拈華微笑 ネンゲ・ミショウ

我が琴線に触れる 森羅万象を
写・文で日記す。

 台風の眼

2021年05月31日 | 観自在

  昨日、一年半前にみたNewspicksの動画をYoutubeで再見。

  ああ、あのときは気づかなかったけど、落合陽一は面白いこと言っているなぁ〜と思ってもう一度じっくり見た。

  そもそもNewspicksは、企業、ビジネスマン向けインターネット有料番組で、企業やビジネスにまったく無縁な自分が何故見るかというと

  AIとか、自分の全く知らない分野が世界ではどういった動きをしているのか?企業などはどんなことになっているのか?いずれにしても『人間』

  をテーマにした視点がら観ると、いろいろ興味が尽きない面がある。

  で、時折カルチャー系の動画としてこの時は『禅・マインドフルネスを考える』がテーマになって、落合陽一を中心に

  マインドフルネスを実践的に指導している元禅僧山下良道、ドイツからやって来て禅僧になったネルケ・無方、スピリチュアルに詳しい平原憲道

  等、3人が招待された。この3人の人選はどうかな?とは思ったが、いずれにしても1時間弱の時間枠ではそうそう禅の話は深まるわけでもなく・・・。
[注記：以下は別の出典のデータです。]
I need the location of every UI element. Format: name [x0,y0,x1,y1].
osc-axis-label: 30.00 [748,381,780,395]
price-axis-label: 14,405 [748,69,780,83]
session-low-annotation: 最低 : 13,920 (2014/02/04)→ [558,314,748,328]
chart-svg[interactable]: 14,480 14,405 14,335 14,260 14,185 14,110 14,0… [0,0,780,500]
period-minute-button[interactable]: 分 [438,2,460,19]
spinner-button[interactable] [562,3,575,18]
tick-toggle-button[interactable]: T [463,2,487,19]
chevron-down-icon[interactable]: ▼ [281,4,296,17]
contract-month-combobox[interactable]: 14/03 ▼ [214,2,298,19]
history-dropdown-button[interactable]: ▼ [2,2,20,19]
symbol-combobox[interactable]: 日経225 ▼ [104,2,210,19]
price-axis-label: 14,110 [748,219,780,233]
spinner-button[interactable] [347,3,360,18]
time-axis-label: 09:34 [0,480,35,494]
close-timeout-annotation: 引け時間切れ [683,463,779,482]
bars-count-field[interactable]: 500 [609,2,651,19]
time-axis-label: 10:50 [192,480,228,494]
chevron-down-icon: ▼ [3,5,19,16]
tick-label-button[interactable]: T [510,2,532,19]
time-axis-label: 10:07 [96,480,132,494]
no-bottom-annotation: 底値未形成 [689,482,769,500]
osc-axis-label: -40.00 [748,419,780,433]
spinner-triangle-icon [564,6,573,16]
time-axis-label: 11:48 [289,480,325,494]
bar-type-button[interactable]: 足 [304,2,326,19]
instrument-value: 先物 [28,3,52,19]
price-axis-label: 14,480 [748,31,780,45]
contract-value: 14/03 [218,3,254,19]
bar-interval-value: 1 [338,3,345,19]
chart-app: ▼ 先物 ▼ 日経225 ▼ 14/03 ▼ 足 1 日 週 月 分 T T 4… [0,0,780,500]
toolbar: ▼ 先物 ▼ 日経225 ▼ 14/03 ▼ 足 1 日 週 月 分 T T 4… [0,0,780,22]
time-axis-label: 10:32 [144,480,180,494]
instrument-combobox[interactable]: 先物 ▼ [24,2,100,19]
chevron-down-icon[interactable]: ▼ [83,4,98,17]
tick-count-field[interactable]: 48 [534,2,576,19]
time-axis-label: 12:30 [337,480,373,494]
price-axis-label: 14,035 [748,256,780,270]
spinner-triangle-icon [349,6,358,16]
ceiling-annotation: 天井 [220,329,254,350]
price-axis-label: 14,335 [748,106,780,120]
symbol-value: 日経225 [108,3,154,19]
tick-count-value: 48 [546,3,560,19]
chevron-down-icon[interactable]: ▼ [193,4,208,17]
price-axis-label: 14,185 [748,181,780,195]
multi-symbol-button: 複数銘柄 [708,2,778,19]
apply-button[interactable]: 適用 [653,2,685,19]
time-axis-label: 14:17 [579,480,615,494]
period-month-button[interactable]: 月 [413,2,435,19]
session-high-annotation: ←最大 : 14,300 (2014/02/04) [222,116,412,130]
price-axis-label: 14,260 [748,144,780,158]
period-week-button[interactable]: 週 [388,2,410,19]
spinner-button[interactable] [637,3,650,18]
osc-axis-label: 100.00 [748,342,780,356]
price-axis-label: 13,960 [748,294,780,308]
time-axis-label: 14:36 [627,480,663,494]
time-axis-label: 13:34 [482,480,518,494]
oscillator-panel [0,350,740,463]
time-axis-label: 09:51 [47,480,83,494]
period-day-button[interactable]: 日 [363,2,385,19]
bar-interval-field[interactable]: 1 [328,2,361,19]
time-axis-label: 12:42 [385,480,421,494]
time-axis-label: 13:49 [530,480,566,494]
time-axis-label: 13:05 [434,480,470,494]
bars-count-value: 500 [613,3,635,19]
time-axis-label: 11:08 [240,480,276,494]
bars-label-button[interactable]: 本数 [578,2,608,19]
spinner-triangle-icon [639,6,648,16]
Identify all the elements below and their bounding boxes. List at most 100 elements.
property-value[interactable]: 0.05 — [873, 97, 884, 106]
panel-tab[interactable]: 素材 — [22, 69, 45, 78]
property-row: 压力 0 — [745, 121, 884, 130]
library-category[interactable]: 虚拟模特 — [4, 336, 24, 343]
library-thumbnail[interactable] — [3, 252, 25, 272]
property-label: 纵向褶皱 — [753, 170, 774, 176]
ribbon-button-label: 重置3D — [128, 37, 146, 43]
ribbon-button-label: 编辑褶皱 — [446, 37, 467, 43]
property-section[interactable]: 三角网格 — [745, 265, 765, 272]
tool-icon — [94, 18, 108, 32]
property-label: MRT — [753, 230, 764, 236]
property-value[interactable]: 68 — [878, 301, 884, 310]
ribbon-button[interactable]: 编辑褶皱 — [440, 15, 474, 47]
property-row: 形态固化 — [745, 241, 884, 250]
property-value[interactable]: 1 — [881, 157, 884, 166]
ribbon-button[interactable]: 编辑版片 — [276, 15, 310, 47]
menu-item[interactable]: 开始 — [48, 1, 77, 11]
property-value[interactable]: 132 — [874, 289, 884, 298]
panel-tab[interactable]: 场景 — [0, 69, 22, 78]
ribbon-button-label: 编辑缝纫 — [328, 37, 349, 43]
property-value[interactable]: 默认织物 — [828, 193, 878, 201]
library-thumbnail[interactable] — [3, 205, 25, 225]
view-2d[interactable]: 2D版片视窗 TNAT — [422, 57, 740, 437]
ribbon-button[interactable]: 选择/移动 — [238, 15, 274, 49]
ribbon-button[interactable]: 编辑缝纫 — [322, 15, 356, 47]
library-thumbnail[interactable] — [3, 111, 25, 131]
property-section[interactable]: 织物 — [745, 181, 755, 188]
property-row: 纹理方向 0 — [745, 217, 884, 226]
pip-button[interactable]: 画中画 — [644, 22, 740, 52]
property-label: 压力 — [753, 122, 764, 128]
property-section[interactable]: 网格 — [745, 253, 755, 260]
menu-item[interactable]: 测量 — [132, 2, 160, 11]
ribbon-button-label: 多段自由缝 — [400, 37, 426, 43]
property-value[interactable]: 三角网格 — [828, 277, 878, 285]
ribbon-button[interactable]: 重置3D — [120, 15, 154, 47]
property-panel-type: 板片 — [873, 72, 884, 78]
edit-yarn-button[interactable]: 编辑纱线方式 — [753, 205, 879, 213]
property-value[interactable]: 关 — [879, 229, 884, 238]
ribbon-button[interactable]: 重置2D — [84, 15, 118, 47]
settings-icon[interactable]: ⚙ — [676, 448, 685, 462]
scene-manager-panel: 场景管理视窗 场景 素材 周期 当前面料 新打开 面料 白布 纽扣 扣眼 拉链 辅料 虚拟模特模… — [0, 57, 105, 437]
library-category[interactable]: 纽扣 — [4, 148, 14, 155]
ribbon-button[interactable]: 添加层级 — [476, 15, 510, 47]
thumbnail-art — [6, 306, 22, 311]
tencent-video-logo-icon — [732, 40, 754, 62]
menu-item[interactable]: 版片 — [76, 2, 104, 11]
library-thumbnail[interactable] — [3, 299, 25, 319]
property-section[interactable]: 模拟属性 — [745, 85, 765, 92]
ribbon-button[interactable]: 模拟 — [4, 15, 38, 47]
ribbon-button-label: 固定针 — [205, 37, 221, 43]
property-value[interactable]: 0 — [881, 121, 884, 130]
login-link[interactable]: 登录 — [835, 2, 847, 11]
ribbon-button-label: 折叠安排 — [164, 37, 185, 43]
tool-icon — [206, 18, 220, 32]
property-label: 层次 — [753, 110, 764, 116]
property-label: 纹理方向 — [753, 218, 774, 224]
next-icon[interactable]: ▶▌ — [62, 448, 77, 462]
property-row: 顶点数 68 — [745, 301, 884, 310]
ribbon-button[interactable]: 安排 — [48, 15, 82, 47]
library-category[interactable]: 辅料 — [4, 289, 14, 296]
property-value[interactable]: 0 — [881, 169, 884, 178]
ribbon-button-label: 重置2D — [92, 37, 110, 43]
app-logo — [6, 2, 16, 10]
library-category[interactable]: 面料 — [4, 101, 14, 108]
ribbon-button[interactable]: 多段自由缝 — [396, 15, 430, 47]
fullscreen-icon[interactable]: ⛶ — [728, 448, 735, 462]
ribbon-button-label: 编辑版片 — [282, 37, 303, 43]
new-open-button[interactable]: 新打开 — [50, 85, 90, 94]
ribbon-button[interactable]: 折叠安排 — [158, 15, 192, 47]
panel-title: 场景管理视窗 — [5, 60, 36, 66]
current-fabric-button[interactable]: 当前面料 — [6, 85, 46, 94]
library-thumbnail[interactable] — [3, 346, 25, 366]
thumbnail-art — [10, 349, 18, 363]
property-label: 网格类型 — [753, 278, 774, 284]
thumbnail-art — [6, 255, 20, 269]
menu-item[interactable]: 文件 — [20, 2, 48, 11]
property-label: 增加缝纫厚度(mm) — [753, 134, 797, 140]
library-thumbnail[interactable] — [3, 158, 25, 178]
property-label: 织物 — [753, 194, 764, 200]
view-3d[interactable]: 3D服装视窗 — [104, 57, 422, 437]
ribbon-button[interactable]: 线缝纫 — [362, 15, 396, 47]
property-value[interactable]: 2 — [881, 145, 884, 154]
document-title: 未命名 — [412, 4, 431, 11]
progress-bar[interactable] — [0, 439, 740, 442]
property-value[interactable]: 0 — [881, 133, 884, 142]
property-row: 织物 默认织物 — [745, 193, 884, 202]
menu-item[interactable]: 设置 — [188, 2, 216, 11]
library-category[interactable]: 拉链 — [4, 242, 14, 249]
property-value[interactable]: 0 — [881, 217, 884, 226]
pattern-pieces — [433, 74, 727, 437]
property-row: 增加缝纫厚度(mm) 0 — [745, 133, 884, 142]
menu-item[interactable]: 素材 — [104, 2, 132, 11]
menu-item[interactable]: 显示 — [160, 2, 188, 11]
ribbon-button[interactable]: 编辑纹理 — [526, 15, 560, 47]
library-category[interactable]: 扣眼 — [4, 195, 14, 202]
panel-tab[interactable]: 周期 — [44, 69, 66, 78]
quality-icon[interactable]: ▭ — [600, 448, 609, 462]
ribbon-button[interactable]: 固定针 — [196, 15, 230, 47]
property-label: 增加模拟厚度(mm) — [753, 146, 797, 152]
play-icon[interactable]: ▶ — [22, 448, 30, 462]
  面白いのは、昔、同門の禅僧であった二人が、現在禅ではなくマインドフルネスを指導している日本人、方や禅から派生的に生まれたマインドフルネスが

  なんで今さらのように日本で注目されるのか、批判的立場をとっている西洋人禅僧がマインドフルネスについて話していることだった。

  落合陽一という人については、彼があの落合信彦の息子であると知ったときには、あまりの違いに驚いたことがあったが、未来社会を志向する分野では

  天才と一目置かれている青年(33歳)で、この日も禅について語る禅僧の話に聞き入る時の目つきが、只者ではない感を十二分に表していた。

  落合が禅僧にいくつか質問して、それがなかなか面白いものであった。

  落合:『スポーツやアートに携わる者がその行為に集中している時の『無目的』状態が禅的であると思うが、どうなんでしょうか?』・・・

  馬骨:言いたいことはわかる気がするが、そもそもスポーツやアートの活動そのものを止める状態こそが真の無目的で禅的であると思う。

  落合:『禅を修行する者の間ではどういう交流(交信)の仕方をしているのか?』

  馬骨:修行を成り立たせる規則を絶対視するかで、互いに協力し『場を作る』ことが交流であり、すべては沈黙の中で行われる。

     『行』そのものはあくまで『自己』レベルで深められるべき事柄。他者との交流は強いて言えば『非言語コミュニケーション』

  落合:自然を依りどころとすると、薄まってゆく自分と自然は一体になるのか?それとも自己は自己として閉じた世界の中に何か在るのか?どうなんでしょうか?

  などなど落合陽一の優れた鋭い質問に対して招かれた講師らは的外れな答えで、せっかくの禅問答も残念ながら深まることもなく時間切れとなった。

  それだけ、深い『問』を持っていれば、坐禅すれば必ず『ドスンと不二落ちる』時が来るであろうに・・・

  番組のお終いに、落合陽一がまとめとして言ったことに

  『台風の眼、安らかなんだけど、情念が渦巻いている場所がある気がする、渦が巻いているおかげで、そういう場所がある』・・・という主旨の発言があり

  流石、いいところに着眼していると思った。

  ところで、ヨーロッパでは台風が全く無い・・・そもそも地震とか災害が圧倒的に日本より少ない、そういったことも日本で仏教が、禅が栄えた理由だろうか?

  『諸行無常』が随時肌で感じることが出来る環境が・・・。